O levantamento mostrou que de 2020 até 2024 foram registrados cerca de 702 óbitos do tipo. Deste número, 135 ocorreram em 20; 137 em 21; 144 em 22 e 153 em 23. Neste ano, foram notificados até última atualização na última sexta-feira (8). As taxas de casos do tipo também tiveram um crescimento, indo de 4,9% para 7,4%.
No pós-parto, o número também subiu, indo de 2 em 2020 para 6 em 2023. O óbito fetal, que acontece durante a gestação, diminuiu e foi de 2419 para 2220, no comparativo do mesmo período.
MORTALIDADE MATERNA
A morte materna, quando ocorro o óbito de uma mulher durante a gestação ou até 42 dias após o término da gestação, independentemente da duração ou da localização da gravidez, também foi apresentada no estudo. A morte é decorrente de qualquer fator relacionado ou agravado pela gravidez, ou por medidas tomadas em relação a ela.
Entre os anos de 2017 a 2021 foram identificadas cerca de 70,8 mortes maternas a cada 100 mil nascidos vivos. O número é considerado alta para a meta de 30 mortes/100 mil nascidos vivos pactuada pelo Brasil com a Organização Mundial de Saúde (OMS) até 2030.
Porém, após o período foi notificado uma queda de casos na rede estadual de saúde pública baiana, entre 2021 a 2024. Os casos obtidos foram de 200 em 2021; 104 em 2022; 102 em 2023 e 77 até o mês de novembro deste ano.
Segundo a médica ginecologista e obstetra, Tatiana Aguiar não há uma explicação específica que influencia o óbito neonatal. Porém, de uma forma geral, a prematuridade é uma das questões que impactam neste crescimento, em conjunto com a falta de assistência pré-natal.

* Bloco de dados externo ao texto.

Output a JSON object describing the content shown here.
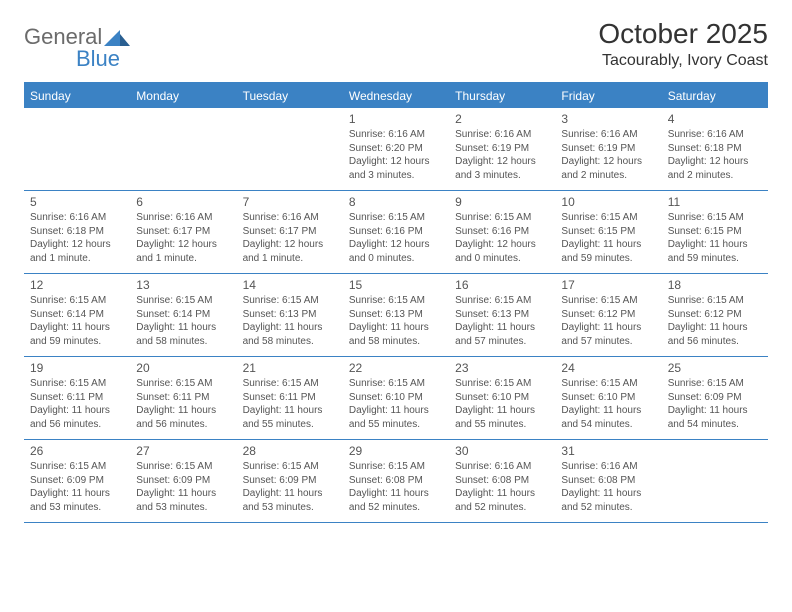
{
  "logo": {
    "general": "General",
    "blue": "Blue"
  },
  "title": "October 2025",
  "location": "Tacourably, Ivory Coast",
  "colors": {
    "accent": "#3b82c4",
    "text": "#555555",
    "title_text": "#333333",
    "logo_gray": "#6b6b6b",
    "background": "#ffffff"
  },
  "day_headers": [
    "Sunday",
    "Monday",
    "Tuesday",
    "Wednesday",
    "Thursday",
    "Friday",
    "Saturday"
  ],
  "weeks": [
    [
      {
        "day": "",
        "out": true
      },
      {
        "day": "",
        "out": true
      },
      {
        "day": "",
        "out": true
      },
      {
        "day": "1",
        "sunrise": "6:16 AM",
        "sunset": "6:20 PM",
        "daylight": "12 hours and 3 minutes."
      },
      {
        "day": "2",
        "sunrise": "6:16 AM",
        "sunset": "6:19 PM",
        "daylight": "12 hours and 3 minutes."
      },
      {
        "day": "3",
        "sunrise": "6:16 AM",
        "sunset": "6:19 PM",
        "daylight": "12 hours and 2 minutes."
      },
      {
        "day": "4",
        "sunrise": "6:16 AM",
        "sunset": "6:18 PM",
        "daylight": "12 hours and 2 minutes."
      }
    ],
    [
      {
        "day": "5",
        "sunrise": "6:16 AM",
        "sunset": "6:18 PM",
        "daylight": "12 hours and 1 minute."
      },
      {
        "day": "6",
        "sunrise": "6:16 AM",
        "sunset": "6:17 PM",
        "daylight": "12 hours and 1 minute."
      },
      {
        "day": "7",
        "sunrise": "6:16 AM",
        "sunset": "6:17 PM",
        "daylight": "12 hours and 1 minute."
      },
      {
        "day": "8",
        "sunrise": "6:15 AM",
        "sunset": "6:16 PM",
        "daylight": "12 hours and 0 minutes."
      },
      {
        "day": "9",
        "sunrise": "6:15 AM",
        "sunset": "6:16 PM",
        "daylight": "12 hours and 0 minutes."
      },
      {
        "day": "10",
        "sunrise": "6:15 AM",
        "sunset": "6:15 PM",
        "daylight": "11 hours and 59 minutes."
      },
      {
        "day": "11",
        "sunrise": "6:15 AM",
        "sunset": "6:15 PM",
        "daylight": "11 hours and 59 minutes."
      }
    ],
    [
      {
        "day": "12",
        "sunrise": "6:15 AM",
        "sunset": "6:14 PM",
        "daylight": "11 hours and 59 minutes."
      },
      {
        "day": "13",
        "sunrise": "6:15 AM",
        "sunset": "6:14 PM",
        "daylight": "11 hours and 58 minutes."
      },
      {
        "day": "14",
        "sunrise": "6:15 AM",
        "sunset": "6:13 PM",
        "daylight": "11 hours and 58 minutes."
      },
      {
        "day": "15",
        "sunrise": "6:15 AM",
        "sunset": "6:13 PM",
        "daylight": "11 hours and 58 minutes."
      },
      {
        "day": "16",
        "sunrise": "6:15 AM",
        "sunset": "6:13 PM",
        "daylight": "11 hours and 57 minutes."
      },
      {
        "day": "17",
        "sunrise": "6:15 AM",
        "sunset": "6:12 PM",
        "daylight": "11 hours and 57 minutes."
      },
      {
        "day": "18",
        "sunrise": "6:15 AM",
        "sunset": "6:12 PM",
        "daylight": "11 hours and 56 minutes."
      }
    ],
    [
      {
        "day": "19",
        "sunrise": "6:15 AM",
        "sunset": "6:11 PM",
        "daylight": "11 hours and 56 minutes."
      },
      {
        "day": "20",
        "sunrise": "6:15 AM",
        "sunset": "6:11 PM",
        "daylight": "11 hours and 56 minutes."
      },
      {
        "day": "21",
        "sunrise": "6:15 AM",
        "sunset": "6:11 PM",
        "daylight": "11 hours and 55 minutes."
      },
      {
        "day": "22",
        "sunrise": "6:15 AM",
        "sunset": "6:10 PM",
        "daylight": "11 hours and 55 minutes."
      },
      {
        "day": "23",
        "sunrise": "6:15 AM",
        "sunset": "6:10 PM",
        "daylight": "11 hours and 55 minutes."
      },
      {
        "day": "24",
        "sunrise": "6:15 AM",
        "sunset": "6:10 PM",
        "daylight": "11 hours and 54 minutes."
      },
      {
        "day": "25",
        "sunrise": "6:15 AM",
        "sunset": "6:09 PM",
        "daylight": "11 hours and 54 minutes."
      }
    ],
    [
      {
        "day": "26",
        "sunrise": "6:15 AM",
        "sunset": "6:09 PM",
        "daylight": "11 hours and 53 minutes."
      },
      {
        "day": "27",
        "sunrise": "6:15 AM",
        "sunset": "6:09 PM",
        "daylight": "11 hours and 53 minutes."
      },
      {
        "day": "28",
        "sunrise": "6:15 AM",
        "sunset": "6:09 PM",
        "daylight": "11 hours and 53 minutes."
      },
      {
        "day": "29",
        "sunrise": "6:15 AM",
        "sunset": "6:08 PM",
        "daylight": "11 hours and 52 minutes."
      },
      {
        "day": "30",
        "sunrise": "6:16 AM",
        "sunset": "6:08 PM",
        "daylight": "11 hours and 52 minutes."
      },
      {
        "day": "31",
        "sunrise": "6:16 AM",
        "sunset": "6:08 PM",
        "daylight": "11 hours and 52 minutes."
      },
      {
        "day": "",
        "out": true
      }
    ]
  ],
  "labels": {
    "sunrise": "Sunrise:",
    "sunset": "Sunset:",
    "daylight": "Daylight:"
  }
}
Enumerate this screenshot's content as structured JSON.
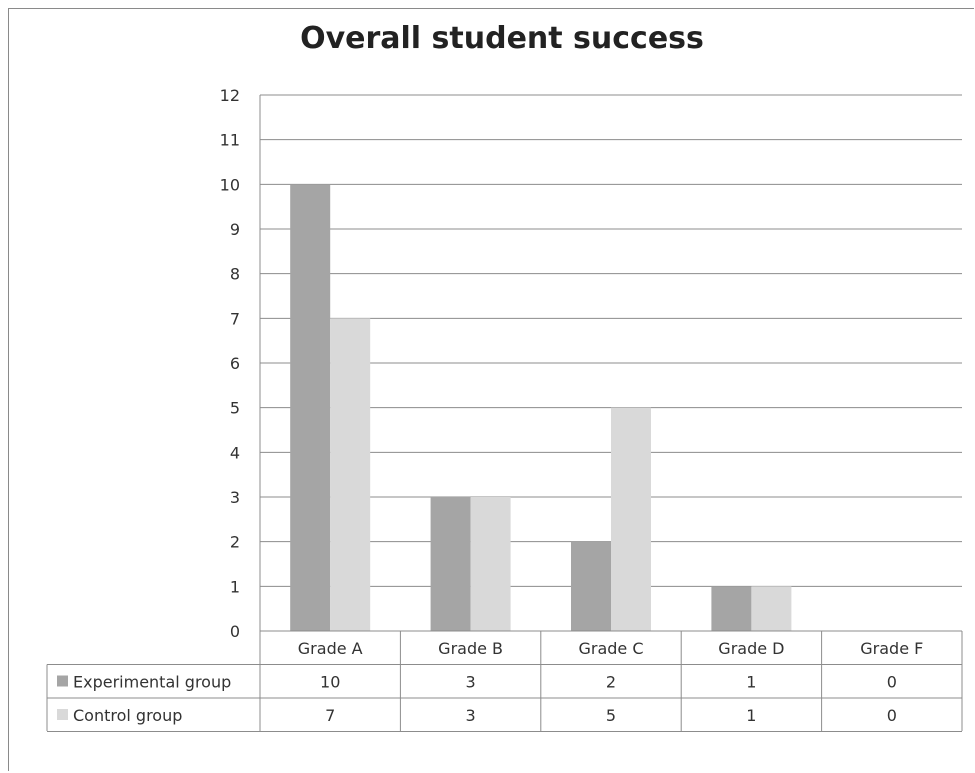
{
  "chart_data": {
    "type": "bar",
    "title": "Overall student success",
    "categories": [
      "Grade A",
      "Grade B",
      "Grade C",
      "Grade D",
      "Grade F"
    ],
    "series": [
      {
        "name": "Experimental group",
        "values": [
          10,
          3,
          2,
          1,
          0
        ],
        "color": "#a5a5a5"
      },
      {
        "name": "Control group",
        "values": [
          7,
          3,
          5,
          1,
          0
        ],
        "color": "#d9d9d9"
      }
    ],
    "ylim": [
      0,
      12
    ],
    "yticks": [
      "0",
      "1",
      "2",
      "3",
      "4",
      "5",
      "6",
      "7",
      "8",
      "9",
      "10",
      "11",
      "12"
    ],
    "grid": true,
    "legend": "data-table-below",
    "data_table": true
  }
}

“É difícil definir a causa dos óbitos neonatais sem uma análise mais profunda. Mas, de forma geral, a principal causa de óbito neonatal é a prematuridade, ou seja, nascimento antes das 37 semanas de gestação completas. Os principais fatores que influenciam estão associados a falta de uma assistência pré-natal adequada. É no pré-natal que conseguimos diagnosticar e tratar as doenças que acometem o binômio materno-fetal”, considerou.
A especialista elencou ainda os cuidados necessários durante o parto. “Diagnóstico adequado da fase ativa do trabalho de parto; acompanhamento da gestante durante o trabalho de parto, avaliando parâmetros maternos (dados vitais, contrações uterinas, dilatação cervical, líquido amniótico) e parâmetros fetais (movimentação do feto, batimentos cardíacos); atenção à fase de expulsão fetal (quando acontece o nascimento) e atenção ao quarto período do parto para evitar as hemorragias”, comentou.